Criteo Research is pioneering innovations in computational advertising. As the center of scientific excellence in the company, Criteo Research delivers both fundamental and applied scientific leadership through published research, product innovations and new technologies powering the company’s products.
The Criteo Research team operates within the spectrum of two main roles:
Applied Research: Criteo Research Scientists fully-leverage the advantage of working in a machine-learning driven organization by partnering closely with our product and engineering counter-parts to deliver cutting-edge solutions to the challenges in online advertising.
Academic Contributions: The Research Scientists at Criteo are encouraged and fully-supported to publish their works at international conferences, collaborate with academic partners, file for patents, release datasets and help establish the state-of-art in computational advertising.
A sampling of the research topics we work on in the above roles:
- Click prediction: How do you accurately predict if the user will click on an ad in less than a millisecond?
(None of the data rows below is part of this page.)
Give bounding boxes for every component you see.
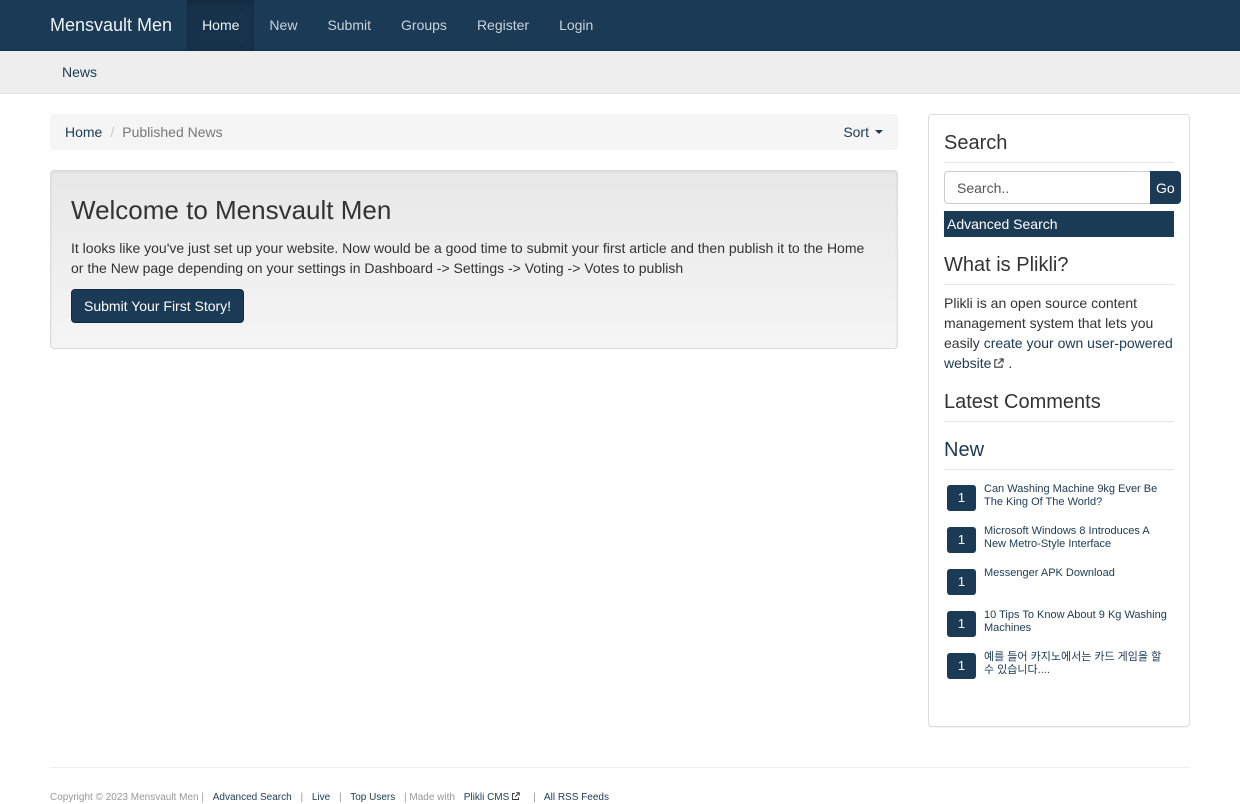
made-with-text: | Made with <box>404 792 455 803</box>
plikli-cms-label: Plikli CMS <box>463 792 510 803</box>
brand-link[interactable]: Mensvault Men <box>0 0 187 50</box>
footer-advanced-search-link[interactable]: Advanced Search <box>213 792 292 803</box>
vote-count-badge: 1 <box>947 569 976 595</box>
welcome-title: Welcome to Mensvault Men <box>71 195 392 225</box>
footer-top-users-link[interactable]: Top Users <box>350 792 395 803</box>
about-text-after: . <box>1004 355 1013 371</box>
nav-groups[interactable]: Groups <box>386 0 462 50</box>
vote-count-badge: 1 <box>947 653 976 679</box>
list-item: 1 Messenger APK Download <box>944 567 1174 595</box>
story-link[interactable]: Microsoft Windows 8 Introduces A New Met… <box>984 525 1174 551</box>
go-button[interactable]: Go <box>1150 171 1181 204</box>
list-item: 1 Microsoft Windows 8 Introduces A New M… <box>944 525 1174 553</box>
search-form: Go <box>944 171 1181 204</box>
story-link[interactable]: Messenger APK Download <box>984 567 1115 580</box>
welcome-panel: Welcome to Mensvault Men It looks like y… <box>50 170 898 349</box>
story-link[interactable]: 10 Tips To Know About 9 Kg Washing Machi… <box>984 609 1174 635</box>
nav-login[interactable]: Login <box>544 0 608 50</box>
breadcrumb-separator: / <box>110 124 115 140</box>
search-input[interactable] <box>944 171 1150 204</box>
about-heading: What is Plikli? <box>944 237 1174 285</box>
submit-first-story-button[interactable]: Submit Your First Story! <box>71 289 245 323</box>
welcome-text: It looks like you've just set up your we… <box>71 240 865 276</box>
list-item: 1 예를 들어 카지노에서는 카드 게임을 할 수 있습니다.... <box>944 651 1174 679</box>
sort-dropdown[interactable]: Sort <box>843 124 883 140</box>
breadcrumb-current: Published News <box>122 124 223 140</box>
main-column: Home / Published News Sort Welcome to Me… <box>50 114 898 349</box>
sort-label: Sort <box>843 124 869 140</box>
footer-separator: | <box>533 792 536 803</box>
nav-new[interactable]: New <box>254 0 312 50</box>
nav-submit[interactable]: Submit <box>312 0 386 50</box>
external-link-icon <box>993 354 1005 374</box>
footer: Copyright © 2023 Mensvault Men | Advance… <box>50 792 609 804</box>
latest-comments-heading: Latest Comments <box>944 374 1174 422</box>
external-link-icon <box>511 792 520 804</box>
advanced-search-link[interactable]: Advanced Search <box>944 211 1174 237</box>
nav-register[interactable]: Register <box>462 0 544 50</box>
new-stories-list: 1 Can Washing Machine 9kg Ever Be The Ki… <box>944 483 1174 679</box>
nav-home[interactable]: Home <box>187 0 255 50</box>
vote-count-badge: 1 <box>947 485 976 511</box>
caret-down-icon <box>875 130 883 134</box>
footer-separator: | <box>338 792 342 803</box>
copyright-text: Copyright © 2023 Mensvault Men | <box>50 792 204 803</box>
breadcrumb-home[interactable]: Home <box>65 124 102 140</box>
footer-rss-link[interactable]: All RSS Feeds <box>544 792 609 803</box>
vote-count-badge: 1 <box>947 611 976 637</box>
category-subnav: News <box>0 51 1240 94</box>
footer-divider <box>50 767 1190 768</box>
breadcrumb: Home / Published News Sort <box>50 114 898 150</box>
subnav-news[interactable]: News <box>0 51 97 93</box>
story-link[interactable]: 예를 들어 카지노에서는 카드 게임을 할 수 있습니다.... <box>984 651 1174 677</box>
new-heading-link[interactable]: New <box>944 422 1174 470</box>
about-text: Plikli is an open source content managem… <box>944 293 1174 374</box>
sidebar: Search Go Advanced Search What is Plikli… <box>928 114 1190 727</box>
top-navbar: Mensvault Men Home New Submit Groups Reg… <box>0 0 1240 51</box>
footer-separator: | <box>300 792 304 803</box>
vote-count-badge: 1 <box>947 527 976 553</box>
list-item: 1 10 Tips To Know About 9 Kg Washing Mac… <box>944 609 1174 637</box>
footer-live-link[interactable]: Live <box>312 792 330 803</box>
story-link[interactable]: Can Washing Machine 9kg Ever Be The King… <box>984 483 1174 509</box>
footer-plikli-cms-link[interactable]: Plikli CMS <box>464 792 521 803</box>
search-heading: Search <box>944 115 1174 163</box>
list-item: 1 Can Washing Machine 9kg Ever Be The Ki… <box>944 483 1174 511</box>
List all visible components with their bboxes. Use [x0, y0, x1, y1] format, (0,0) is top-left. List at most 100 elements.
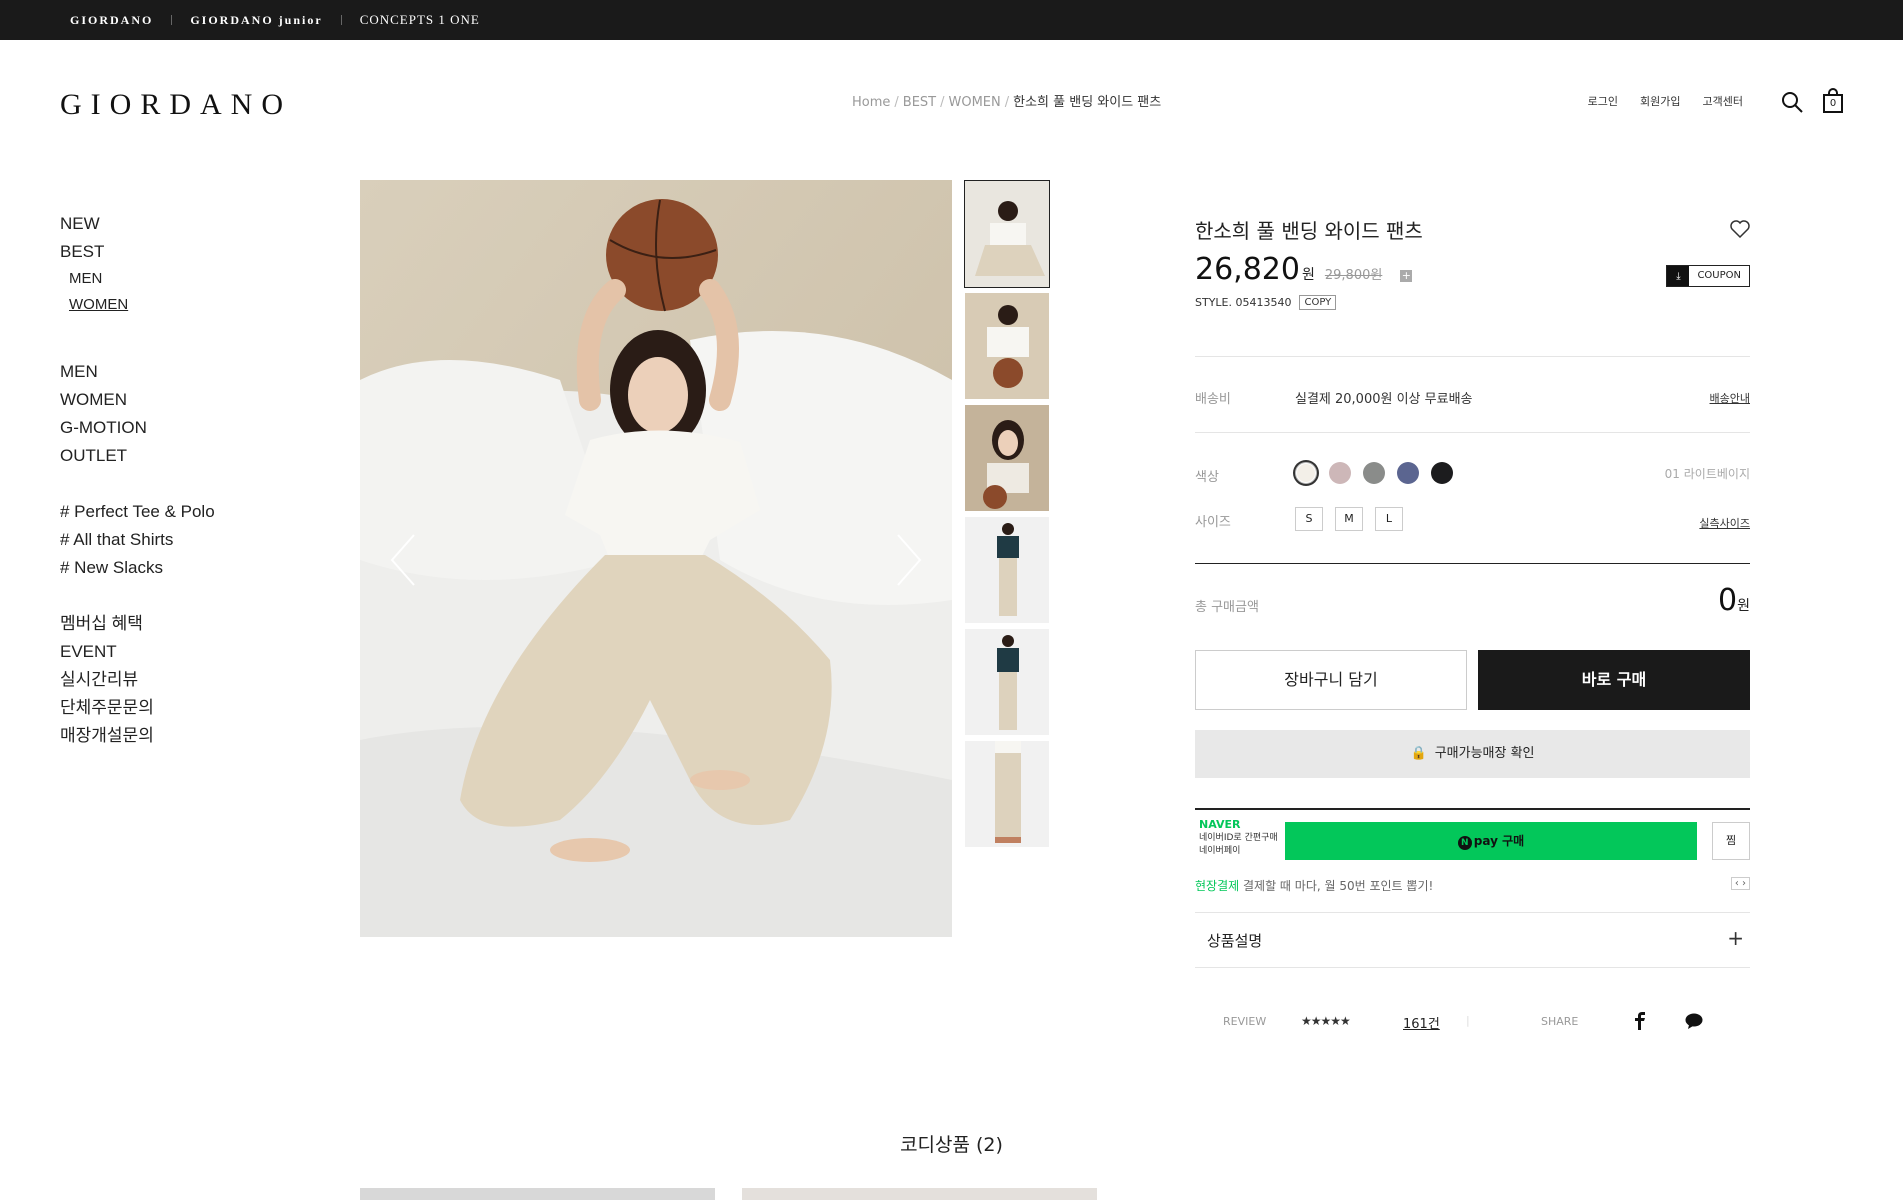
naver-pay-button[interactable]: Npay 구매: [1285, 822, 1697, 860]
price-block: 26,820 원 29,800원 +: [1195, 252, 1413, 287]
cart-count: 0: [1829, 98, 1837, 109]
facebook-icon[interactable]: [1633, 1012, 1647, 1030]
color-swatch-1[interactable]: [1295, 462, 1317, 484]
naver-logo: NAVER: [1199, 818, 1241, 831]
review-count-link[interactable]: 161건: [1403, 1013, 1440, 1032]
thumbnail-4[interactable]: [964, 516, 1050, 624]
divider: [1195, 432, 1750, 433]
divider: [171, 15, 173, 25]
site-logo[interactable]: GIORDANO: [60, 88, 292, 122]
nav-best[interactable]: BEST: [60, 238, 320, 266]
add-to-cart-button[interactable]: 장바구니 담기: [1195, 650, 1467, 710]
naver-pay-text-line1: 네이버ID로 간편구매: [1199, 833, 1278, 843]
nav-women[interactable]: WOMEN: [60, 386, 320, 414]
sale-price: 26,820: [1195, 252, 1300, 287]
nav-tag-shirts[interactable]: # All that Shirts: [60, 526, 320, 554]
search-icon[interactable]: [1780, 90, 1804, 114]
breadcrumb-current: 한소희 풀 밴딩 와이드 팬츠: [1013, 95, 1162, 110]
nav-store-open[interactable]: 매장개설문의: [60, 722, 320, 750]
next-image-arrow-icon[interactable]: [888, 530, 928, 590]
total-value: 0: [1718, 583, 1738, 618]
brand-link-giordano[interactable]: GIORDANO: [70, 13, 153, 28]
store-availability-label: 구매가능매장 확인: [1434, 746, 1535, 761]
price-detail-plus-icon[interactable]: +: [1400, 270, 1413, 282]
nav-membership[interactable]: 멤버십 혜택: [60, 610, 320, 638]
copy-button[interactable]: COPY: [1299, 295, 1337, 310]
total-unit: 원: [1737, 598, 1750, 614]
store-availability-button[interactable]: 🔒 구매가능매장 확인: [1195, 730, 1750, 778]
nav-outlet[interactable]: OUTLET: [60, 442, 320, 470]
nav-event[interactable]: EVENT: [60, 638, 320, 666]
breadcrumb-women[interactable]: WOMEN: [949, 95, 1001, 110]
utility-links: 로그인 회원가입 고객센터: [1588, 93, 1743, 109]
coordinated-product-image-1[interactable]: [360, 1188, 715, 1200]
nav-tag-slacks[interactable]: # New Slacks: [60, 554, 320, 582]
divider: |: [1466, 1014, 1470, 1027]
product-title: 한소희 풀 밴딩 와이드 팬츠: [1195, 219, 1423, 243]
style-code-row: STYLE. 05413540 COPY: [1195, 295, 1337, 310]
description-title: 상품설명: [1207, 932, 1263, 950]
naver-pay-text: 네이버ID로 간편구매 네이버페이: [1199, 832, 1278, 858]
naver-pay-text-line2: 네이버페이: [1199, 846, 1241, 856]
divider: [1195, 356, 1750, 357]
thumbnail-6[interactable]: [964, 740, 1050, 848]
color-swatches: [1295, 462, 1453, 484]
naver-n-icon: N: [1457, 836, 1472, 850]
color-swatch-2[interactable]: [1329, 462, 1351, 484]
product-main-image: [360, 180, 952, 937]
breadcrumb-best[interactable]: BEST: [903, 95, 936, 110]
review-share-row: REVIEW ★★★★★ 161건 | SHARE: [1223, 1010, 1723, 1036]
wishlist-heart-icon[interactable]: [1730, 220, 1750, 238]
size-option-m[interactable]: M: [1335, 507, 1363, 531]
nav-g-motion[interactable]: G-MOTION: [60, 414, 320, 442]
coupon-label: COUPON: [1697, 270, 1741, 281]
thumbnail-3[interactable]: [964, 404, 1050, 512]
shipping-info-link[interactable]: 배송안내: [1710, 390, 1750, 406]
total-label: 총 구매금액: [1195, 600, 1259, 615]
color-swatch-5[interactable]: [1431, 462, 1453, 484]
naver-zzim-button[interactable]: 찜: [1712, 822, 1750, 860]
nav-best-women[interactable]: WOMEN: [60, 292, 320, 318]
nav-tag-perfect-tee[interactable]: # Perfect Tee & Polo: [60, 498, 320, 526]
size-option-l[interactable]: L: [1375, 507, 1403, 531]
nav-men[interactable]: MEN: [60, 358, 320, 386]
size-options: S M L: [1295, 507, 1403, 531]
nav-live-review[interactable]: 실시간리뷰: [60, 666, 320, 694]
thumbnail-1[interactable]: [964, 180, 1050, 288]
style-code: STYLE. 05413540: [1195, 296, 1292, 309]
divider: [1195, 563, 1750, 564]
size-chart-link[interactable]: 실측사이즈: [1699, 515, 1750, 531]
left-nav: NEW BEST MEN WOMEN MEN WOMEN G-MOTION OU…: [60, 210, 320, 750]
product-description-accordion[interactable]: 상품설명 +: [1195, 912, 1750, 968]
brand-link-concepts-one[interactable]: CONCEPTS 1 ONE: [360, 12, 480, 28]
thumbnail-2[interactable]: [964, 292, 1050, 400]
thumbnail-list: [964, 180, 1052, 852]
expand-plus-icon: +: [1727, 926, 1744, 950]
kakaotalk-icon[interactable]: [1685, 1013, 1703, 1029]
review-stars: ★★★★★: [1301, 1014, 1351, 1028]
naver-pay-box: NAVER 네이버ID로 간편구매 네이버페이 Npay 구매 찜: [1195, 808, 1750, 868]
breadcrumb-home[interactable]: Home: [852, 95, 890, 110]
login-link[interactable]: 로그인: [1588, 93, 1618, 109]
nav-group-order[interactable]: 단체주문문의: [60, 694, 320, 722]
color-swatch-3[interactable]: [1363, 462, 1385, 484]
color-label: 색상: [1195, 470, 1219, 485]
price-unit: 원: [1301, 267, 1315, 283]
promo-pager-arrows-icon[interactable]: ‹ ›: [1730, 877, 1750, 890]
lock-icon: 🔒: [1410, 746, 1427, 761]
buy-now-button[interactable]: 바로 구매: [1478, 650, 1750, 710]
size-option-s[interactable]: S: [1295, 507, 1323, 531]
coordinated-product-image-2[interactable]: [742, 1188, 1097, 1200]
color-swatch-4[interactable]: [1397, 462, 1419, 484]
naver-promo-text: 결제할 때 마다, 월 50번 포인트 뽑기!: [1243, 879, 1434, 893]
thumbnail-5[interactable]: [964, 628, 1050, 736]
nav-new[interactable]: NEW: [60, 210, 320, 238]
coupon-button[interactable]: ⤓ COUPON: [1666, 265, 1750, 287]
customer-center-link[interactable]: 고객센터: [1703, 93, 1743, 109]
brand-link-giordano-junior[interactable]: GIORDANO junior: [190, 13, 322, 28]
signup-link[interactable]: 회원가입: [1640, 93, 1680, 109]
cart-icon[interactable]: 0: [1822, 88, 1844, 114]
nav-best-men[interactable]: MEN: [60, 266, 320, 292]
prev-image-arrow-icon[interactable]: [384, 530, 424, 590]
selected-color-name: 01 라이트베이지: [1664, 467, 1750, 481]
Thankfully, you have billions of data points to help you.
- Recommender systems: A standard SVD works well. But what happens when you have to choose the top products amongst hundreds of thousands for every user, 2 billion times per day, in less than 50ms?
- Auction theory: In a second-price auction, the theoretical optimal is to bid the expected value. But what happens when you run 15 billion auctions per day against the same competitors?
- Bandit Algorithms: It’s easy, UCB and Thomson sampling have low regret. But what happens when new products come and go and when each ad displayed changes the reward of each arm?
- Reinforcement learning: How to find the optimal bidding strategy across multiple auctions? Can this be cast as a reinforcement learning problem in very high dimensions with unpredictable rewards.
- Offline testing/Metrics: You can always compute the classification error on model predicting the probability of a click. But is this really related to the online performance of a new model? What is the right offline metric that predicts online performance?
- Scalable Optimization: Stochastic gradient descent is great when you have lots of data. But what do you do when all data are not equal and you must distribute the learning over several hundred nodes?